Faraday Discussions
- Discipline: Physical chemistry, chemical physics
- Language: English
- Edited by: Philippa Ross

Publication details
- Former name(s): Faraday Discussions of the Chemical Society
- History: 1947-present
- Publisher: Royal Society of Chemistry (United Kingdom)
- Frequency: 8/year
- Impact factor: 4.394 (2021)

Standard abbreviations
- ISO 4: Faraday Discuss.

Indexing
- CODEN: FDISE6
- ISSN: 1359-6640 (print) 1364-5498 (web)
- LCCN: 74642310
- OCLC no.: 40343517

Links
- Journal homepage;

= Faraday Discussions =

Faraday Discussions is a scientific journal publishing original research papers presented at a long-running series of conferences on physical chemistry, chemical physics and biophysical chemistry which are also called Faraday Discussions, together with a record of the comments made at the meeting. The journal was originally published by the Faraday Society. The journal has been published by the Royal Society of Chemistry (RSC) since that society merged into the RSC. From 1972 to 1991, it was known as the Faraday Discussions of the Chemical Society. Traditionally there have been three Faraday Discussions a year, however, from 2014 around eight conferences (and therefore eight volumes of the journal) are organised annually.

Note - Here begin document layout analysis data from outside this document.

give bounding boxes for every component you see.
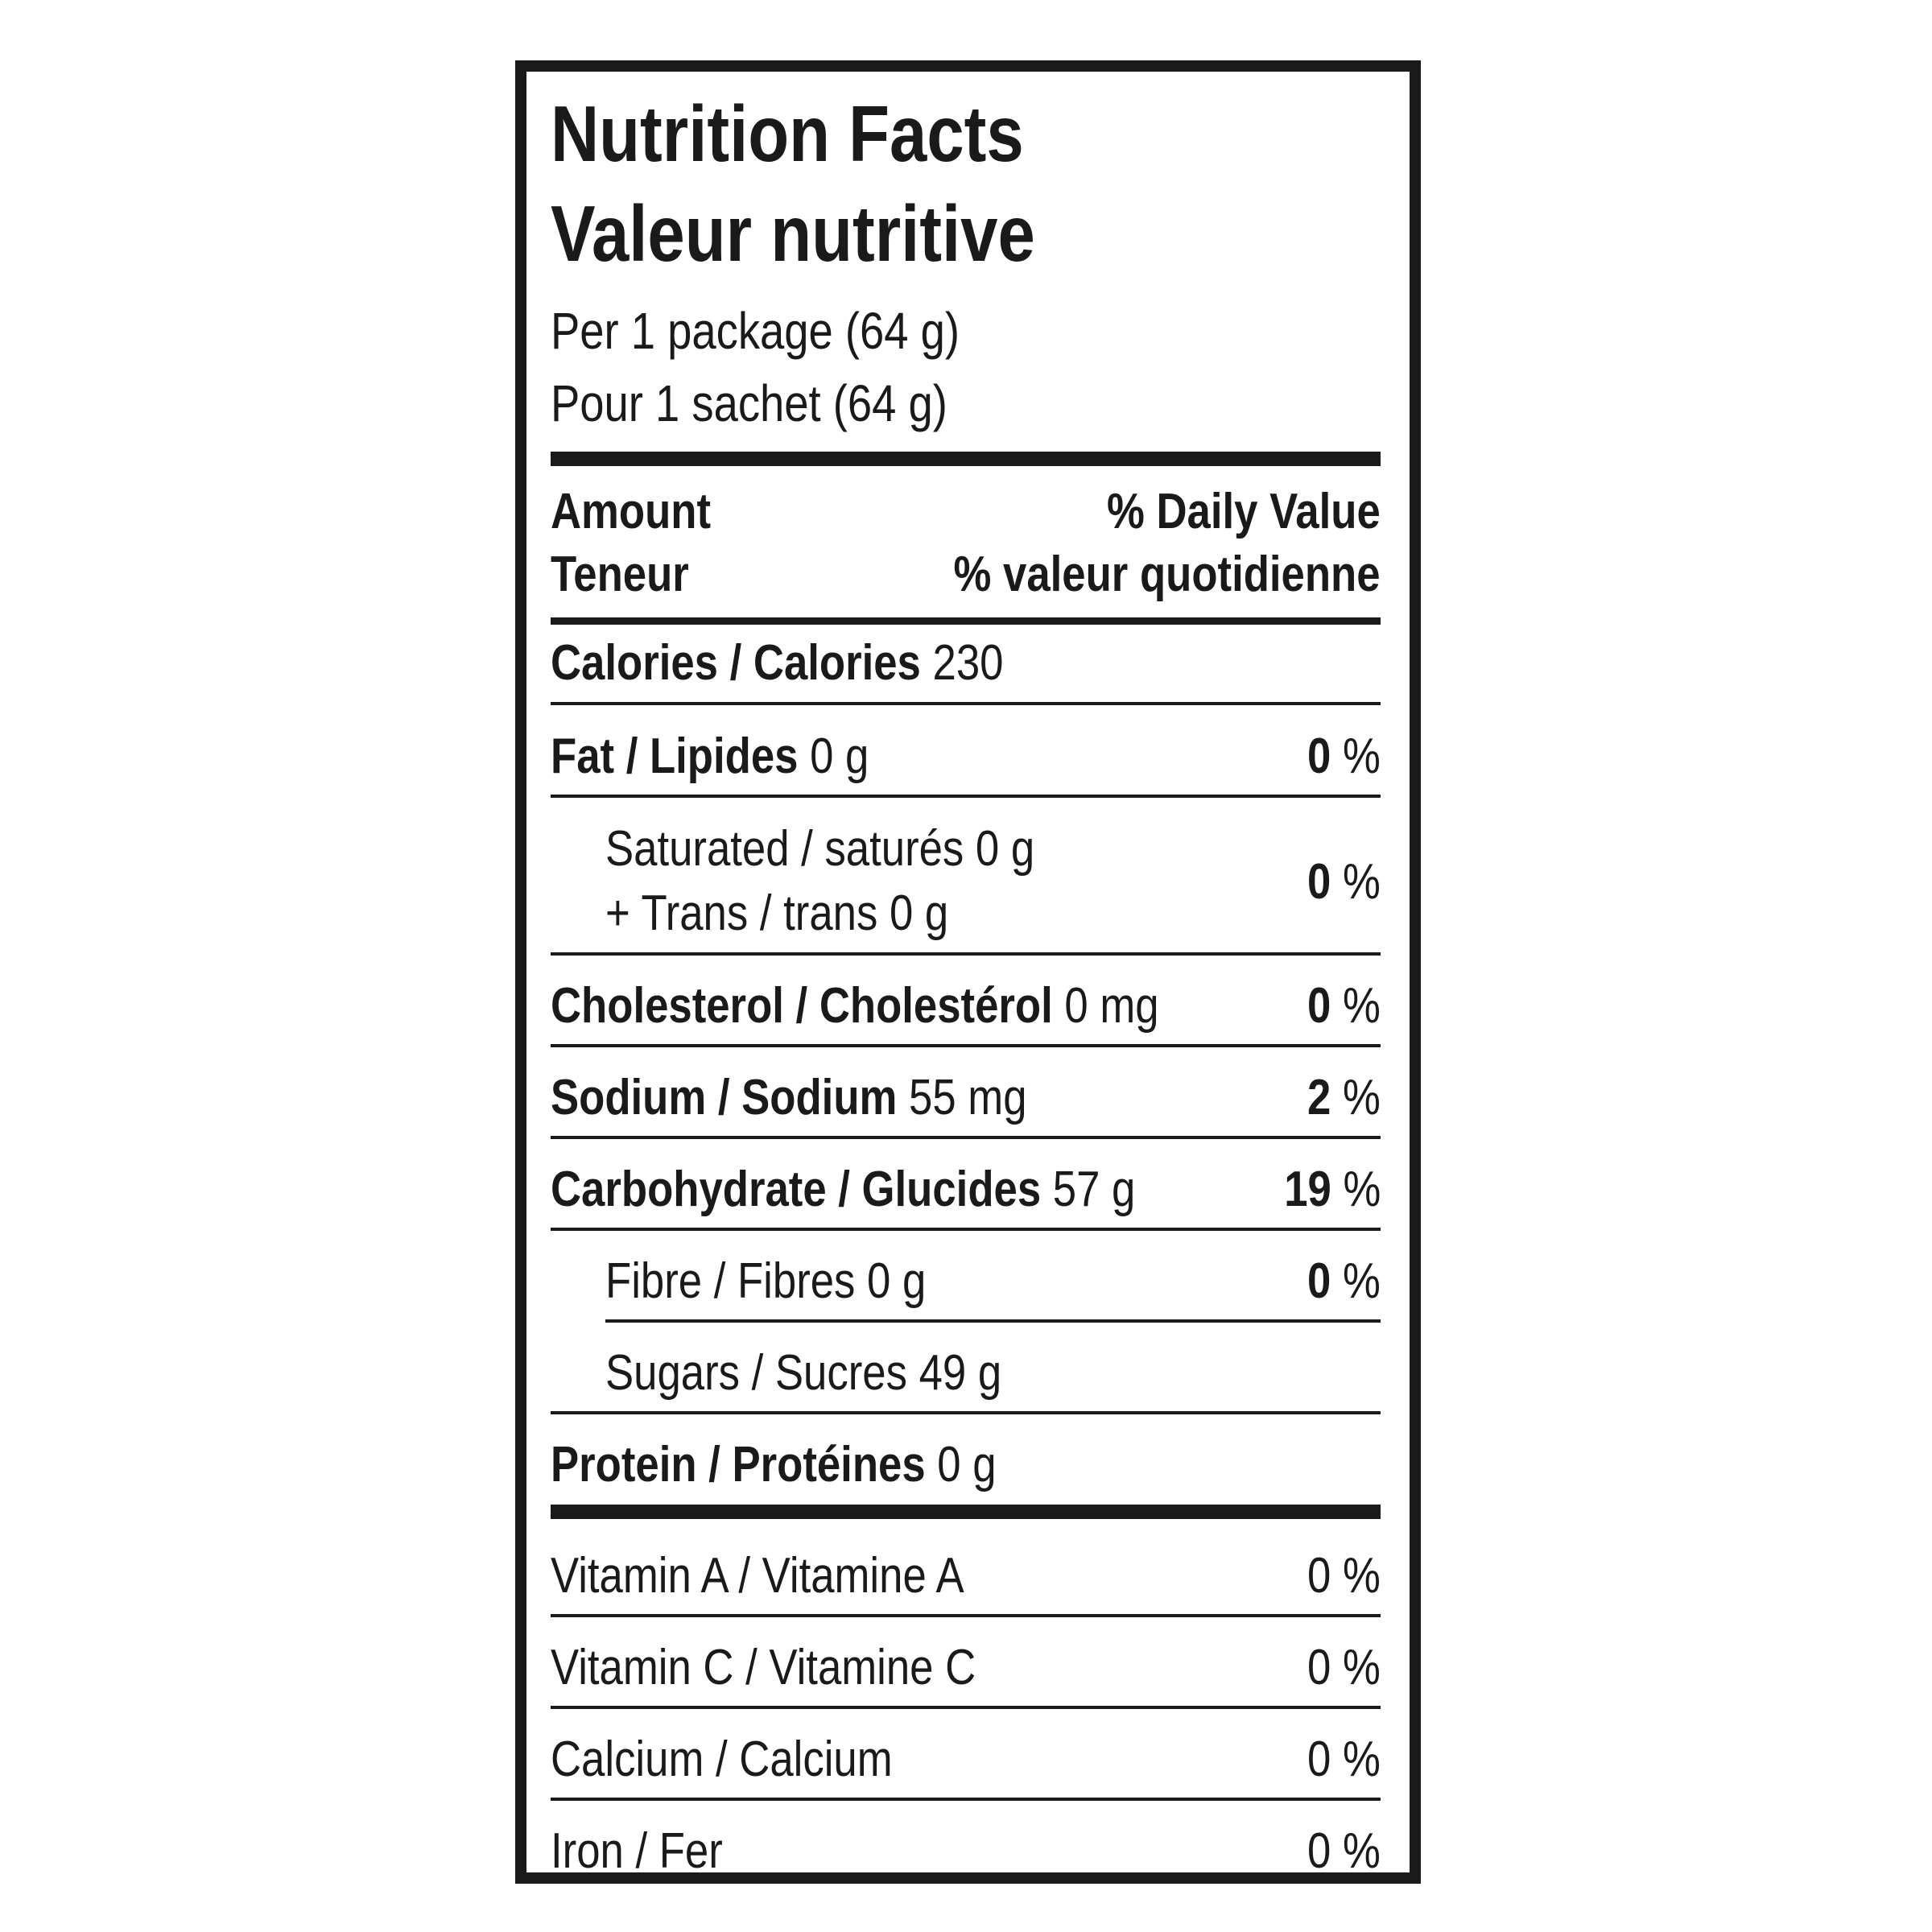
- serving-size-english: Per 1 package (64 g): [551, 302, 960, 360]
- row-divider: [551, 1614, 1381, 1617]
- calcium-daily-value: 0 %: [1307, 1732, 1381, 1787]
- fat-daily-value: 0 %: [1307, 729, 1381, 784]
- fat-row: Fat / Lipides 0 g: [551, 732, 869, 782]
- header-divider: [551, 617, 1381, 625]
- thick-divider: [551, 1505, 1381, 1519]
- iron-daily-value: 0 %: [1307, 1823, 1381, 1879]
- carbohydrate-daily-value: 19 %: [1283, 1162, 1381, 1217]
- fat-label: Fat / Lipides: [551, 729, 799, 784]
- fibre-daily-value: 0 %: [1307, 1253, 1381, 1309]
- thick-divider: [551, 452, 1381, 466]
- vitamin-a-label: Vitamin A / Vitamine A: [551, 1548, 964, 1604]
- amount-header-english: Amount: [551, 484, 712, 539]
- row-divider: [551, 1706, 1381, 1709]
- cholesterol-daily-value: 0 %: [1307, 978, 1381, 1034]
- row-divider: [551, 795, 1381, 798]
- fibre-label: Fibre / Fibres 0 g: [605, 1253, 927, 1309]
- protein-label: Protein / Protéines: [551, 1437, 926, 1492]
- calcium-label: Calcium / Calcium: [551, 1732, 893, 1787]
- daily-value-header-french: % valeur quotidienne: [953, 547, 1381, 602]
- sodium-label: Sodium / Sodium: [551, 1070, 898, 1125]
- saturated-fat-label: Saturated / saturés 0 g: [605, 821, 1035, 877]
- row-divider: [551, 1411, 1381, 1414]
- row-divider: [551, 952, 1381, 956]
- title-french: Valeur nutritive: [551, 189, 1035, 278]
- carbohydrate-row: Carbohydrate / Glucides 57 g: [551, 1165, 1135, 1215]
- daily-value-header-english: % Daily Value: [1107, 484, 1381, 539]
- title-english: Nutrition Facts: [551, 89, 1024, 178]
- row-divider: [605, 1319, 1381, 1323]
- sugars-label: Sugars / Sucres 49 g: [605, 1345, 1002, 1401]
- row-divider: [551, 1798, 1381, 1801]
- carbohydrate-amount: 57 g: [1052, 1162, 1136, 1217]
- sodium-amount: 55 mg: [909, 1070, 1027, 1125]
- row-divider: [551, 1228, 1381, 1231]
- amount-header-french: Teneur: [551, 547, 689, 602]
- fat-amount: 0 g: [810, 729, 869, 784]
- cholesterol-amount: 0 mg: [1064, 978, 1159, 1034]
- trans-fat-label: + Trans / trans 0 g: [605, 886, 949, 941]
- carbohydrate-label: Carbohydrate / Glucides: [551, 1162, 1042, 1217]
- sodium-daily-value: 2 %: [1307, 1070, 1381, 1125]
- sodium-row: Sodium / Sodium 55 mg: [551, 1073, 1027, 1123]
- saturated-trans-daily-value: 0 %: [1307, 854, 1381, 910]
- nutrition-facts-label: Nutrition Facts Valeur nutritive Per 1 p…: [515, 60, 1421, 1884]
- row-divider: [551, 1136, 1381, 1139]
- vitamin-a-daily-value: 0 %: [1307, 1548, 1381, 1604]
- serving-size-french: Pour 1 sachet (64 g): [551, 374, 947, 432]
- iron-label: Iron / Fer: [551, 1823, 723, 1879]
- protein-amount: 0 g: [937, 1437, 997, 1492]
- row-divider: [551, 1044, 1381, 1047]
- protein-row: Protein / Protéines 0 g: [551, 1440, 997, 1490]
- calories-row: Calories / Calories 230: [551, 638, 1003, 688]
- calories-label: Calories / Calories: [551, 635, 921, 691]
- cholesterol-label: Cholesterol / Cholestérol: [551, 978, 1053, 1034]
- row-divider: [551, 702, 1381, 705]
- calories-value: 230: [932, 635, 1004, 691]
- vitamin-c-daily-value: 0 %: [1307, 1640, 1381, 1695]
- cholesterol-row: Cholesterol / Cholestérol 0 mg: [551, 981, 1159, 1031]
- vitamin-c-label: Vitamin C / Vitamine C: [551, 1640, 976, 1695]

Philippa Ross is the editor of Faraday Discussions and the present chairman of the Standing Committee on Faraday Conferences is John Seddon (Imperial College London). The journal has a 2021 impact factor of 4.394.

== History ==
The majority of Faraday Discussions are held in the United Kingdom, although an increasing number are held overseas, with the first Discussion in China in 2014 and the first in India in 2015. Proofs of the 20-25 invited and contributed selected papers are circulated to participants well in advance of the meeting. Since each paper has been read in advance, the actual meeting is able to concentrate on discussion and debate. The whole of the proceedings is subsequently published including submitted discussion remarks which include those that "the contributors said, think they said, or wished they had said!".

There are well established links with a number of European societies, including the Division de Chimie Physique of the Société Française de Chimie, the Deutsche Bunsen Gesellschaft, and the Società Chimica Italiana. Joint European meetings are held and there are international relationships worldwide both at Divisional and Specialist Interest Group level.